It's tradition in New Mexico's rural communities — to gather with neighbors each spring, shovels and rakes in hand, to clean the earthen irrigation canals that will direct snowmelt from the surrounding mountains to crops, gardens and orchards.
Doing the job in the traditional way — by hand — is nearly impossible this year because dozens of the irrigation systems known as acequias are choked with ash, silt and other debris from flooding that followed the largest wildfire in New Mexico's history — a conflagration sparked last year by the federal government during prescribed burn operations.
The flames swept across more than 530 squares miles (1,373 square kilometers) of the Rocky Mountain foothills and burned for months, destroying homes and livelihoods.
While recovery is expected to take generations, work to clear the first acequia through a special effort led by the state Department of Transportation and local contractors began Monday near Cleveland, a mountain village southeast of Taos. There are about dozen more acequias on the list.
Crews are using excavators to dig out debris after firefighters spent a day clearing brush from the banks to provide access. Vacuum trucks are cleaning out culverts.
The equipment operators must have a light touch. Digging too deep could damage soil at the bottom that has become so tightly packed over decades that it keeps water from leaching out.
Engineers with the Federal Emergency Management Agency walked the acequia three times, using GPS to map it and to survey damage that stretches more than two-thirds of a mile (more than a kilometer).
“I'm so excited,” said Barbara Bradshaw, a commissioner on the Acequia de Cañoncito who has spent months making phone calls and sending letters in search of a path to get the repairs done as soon as possible. “We've already lost one crop year.”
Congress has approved billions of dollars in recovery funds for the area, but it will take time for the money to trickle down. New Mexico lawmakers also are considering legislation this year that would provide a funding stream for acequias in case of another natural disaster, given that the groups have limited resources due to their grassroots nature.
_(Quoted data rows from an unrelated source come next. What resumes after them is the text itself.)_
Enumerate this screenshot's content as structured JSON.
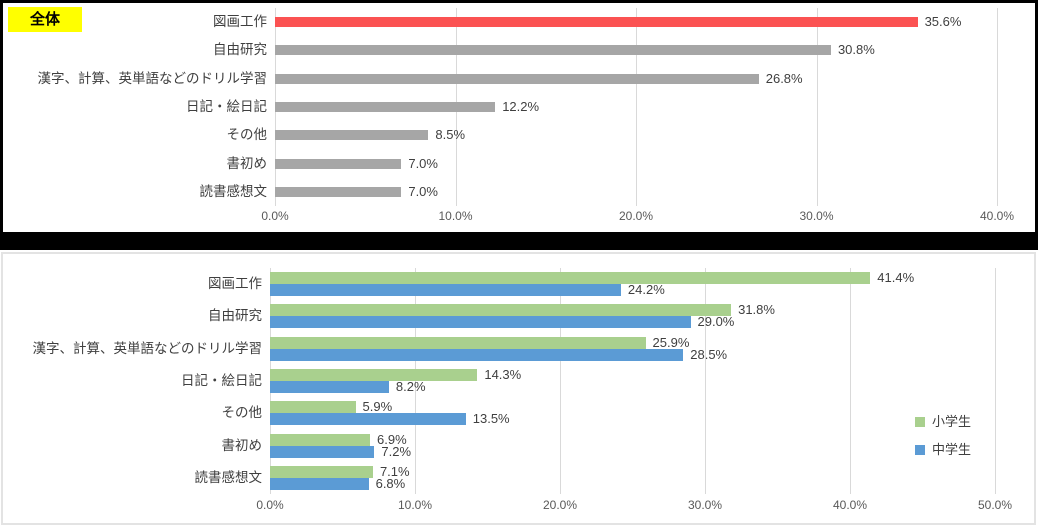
{
  "section_header": {
    "label": "全体",
    "background": "#ffff00",
    "text_color": "#000000"
  },
  "chart_data": [
    {
      "id": "overall",
      "type": "bar",
      "orientation": "horizontal",
      "section_label": "全体",
      "categories": [
        "図画工作",
        "自由研究",
        "漢字、計算、英単語などのドリル学習",
        "日記・絵日記",
        "その他",
        "書初め",
        "読書感想文"
      ],
      "values": [
        35.6,
        30.8,
        26.8,
        12.2,
        8.5,
        7.0,
        7.0
      ],
      "value_labels": [
        "35.6%",
        "30.8%",
        "26.8%",
        "12.2%",
        "8.5%",
        "7.0%",
        "7.0%"
      ],
      "bar_colors": [
        "#fb5252",
        "#a6a6a6",
        "#a6a6a6",
        "#a6a6a6",
        "#a6a6a6",
        "#a6a6a6",
        "#a6a6a6"
      ],
      "xlim": [
        0,
        40
      ],
      "x_tick_labels": [
        "0.0%",
        "10.0%",
        "20.0%",
        "30.0%",
        "40.0%"
      ],
      "grid": true,
      "legend": null
    },
    {
      "id": "grade",
      "type": "bar",
      "orientation": "horizontal",
      "categories": [
        "図画工作",
        "自由研究",
        "漢字、計算、英単語などのドリル学習",
        "日記・絵日記",
        "その他",
        "書初め",
        "読書感想文"
      ],
      "series": [
        {
          "name": "小学生",
          "color": "#a9d08e",
          "values": [
            41.4,
            31.8,
            25.9,
            14.3,
            5.9,
            6.9,
            7.1
          ],
          "value_labels": [
            "41.4%",
            "31.8%",
            "25.9%",
            "14.3%",
            "5.9%",
            "6.9%",
            "7.1%"
          ]
        },
        {
          "name": "中学生",
          "color": "#5b9bd5",
          "values": [
            24.2,
            29.0,
            28.5,
            8.2,
            13.5,
            7.2,
            6.8
          ],
          "value_labels": [
            "24.2%",
            "29.0%",
            "28.5%",
            "8.2%",
            "13.5%",
            "7.2%",
            "6.8%"
          ]
        }
      ],
      "xlim": [
        0,
        50
      ],
      "x_tick_labels": [
        "0.0%",
        "10.0%",
        "20.0%",
        "30.0%",
        "40.0%",
        "50.0%"
      ],
      "grid": true,
      "legend": {
        "position": "right",
        "entries": [
          {
            "label": "小学生",
            "color": "#a9d08e"
          },
          {
            "label": "中学生",
            "color": "#5b9bd5"
          }
        ]
      }
    }
  ],
  "style_colors": {
    "highlight_bar": "#fb5252",
    "default_bar": "#a6a6a6",
    "elementary_bar": "#a9d08e",
    "junior_high_bar": "#5b9bd5",
    "gridline": "#d9d9d9",
    "label_text": "#3f3f3f",
    "tick_text": "#595959",
    "separator": "#000000",
    "panel_border": "#e3e3e3"
  }
}
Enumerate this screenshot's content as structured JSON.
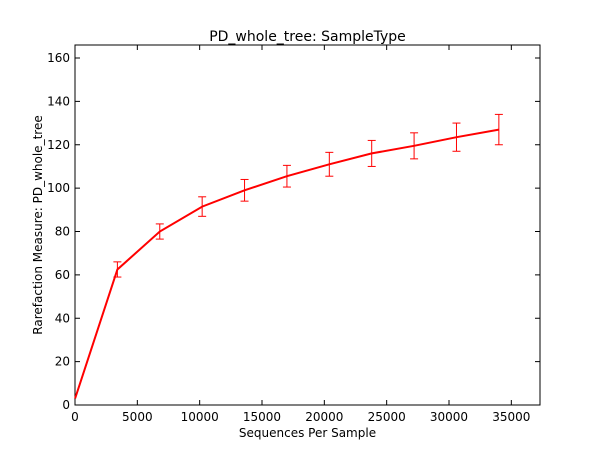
{
  "chart_data": {
    "type": "line",
    "title": "PD_whole_tree: SampleType",
    "xlabel": "Sequences Per Sample",
    "ylabel": "Rarefaction Measure: PD_whole_tree",
    "xlim": [
      0,
      37300
    ],
    "ylim": [
      0,
      166
    ],
    "xticks": [
      0,
      5000,
      10000,
      15000,
      20000,
      25000,
      30000,
      35000
    ],
    "yticks": [
      0,
      20,
      40,
      60,
      80,
      100,
      120,
      140,
      160
    ],
    "grid": false,
    "series": [
      {
        "color": "#ff0000",
        "x": [
          10,
          3400,
          6800,
          10200,
          13600,
          17000,
          20400,
          23800,
          27200,
          30600,
          34000
        ],
        "y": [
          3,
          62.5,
          80,
          91.5,
          99,
          105.5,
          111,
          116,
          119.5,
          123.5,
          127
        ],
        "error": [
          0,
          3.5,
          3.5,
          4.5,
          5,
          5,
          5.5,
          6,
          6,
          6.5,
          7
        ]
      }
    ]
  }
}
More than 30 families depend on the Acequia de Cañoncito, which is fed by a couple of canyons that originate in parts of the mountain range that were severely burned. Ash and silt rushed from the hillsides during last summer's rainy season, clogging a diversion point for the irrigation system and culverts beyond that.
“Parts of the acequia are filled bank to bank and it looks like a path instead of an acequia. And we don’t know what’s under the mud and ash — how many trees are in there, how many rocks are in there," Bradshaw said. “The force of the water was just remarkable."
John Romero, a division director with the state Transportation Department, described the material that needs to be removed as blackish muck. He said the work will take at least a couple of weeks and the list of acequias requesting help could grow given the scope of the damage.
“Everybody involved is very exhausted from it and they continue to do work,” he said of what has been a nearly yearlong ordeal for the communities scattered through the burn scar. “These kinds of events are so taxing on everyone.”
And it likely won't be the end of it, Bradshaw said, wondering what this summer's rains might bring down from the hills.